Les filles de Illighadad

Les Filles de Illighadad

Fatou Seidi Ghali & Alamnou Akrouni

 

Label : Sahel Sounds
Année : 2016

En face A, une session solo d’une des deux seules femmes touaregs guitaristes, Fatou Seidi Ghali, un enregistrement brut à tel point que l’artiste stoppe un morceau, glisse quelques mots ou rit avant d’en débuter un autre. Des chœurs s’immiscent, quelques percussions s’ajoutent, les criquets chantent en arrière plan leur vie diurne : Fatou Seidi Ghali n’est pas exactement seule sur ces cinq morceaux. Le désert du Niger est son studio à l’air libre. La musique est circulaire, vivante, le chant est doux comme la brise bouleversante qui s’élève parfois dans la fournaise.

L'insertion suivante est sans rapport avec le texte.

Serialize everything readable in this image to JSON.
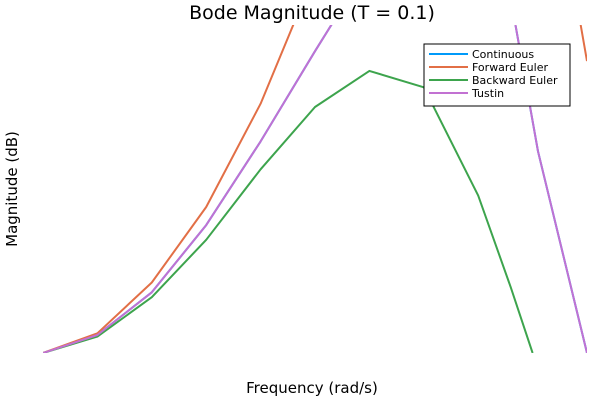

En face B, Fatou Seidi Ghali est rejointe par sa cousine Alamnou Akrouni et ses amies d’Illighadad, pour le polyphonique et chamanique « Tende ». La nuit tombée, les femmes du village se rassemblent, le chant responsorial et le battement implacable des percussions résonnent dans l’obscurité aphone, vide du bourdonnement électrique, vide du bruit des grandes villes et des automobiles. Les circonvolutions du tende s’élancent alors dans le désert et convoquent les âmes errantes à se joindre à l’assemblée, à chanter jusqu’à ce que les voix se cassent, à taper la peau tendue des percussions, à battre des mains jusqu’à ce qu’elles soient endolories ; jusqu’à ce que la nuit se consume et finisse de disperser la foule vers le sommeil et l’apaisement de l’esprit.

En face d’une musique telle que celle que nous offrent les filles d’Ilighadad, le cœur vacille, inévitablement. Ces deux faces, comme siamoises, sans ambages, ne sont rien de moins que le blues absolu.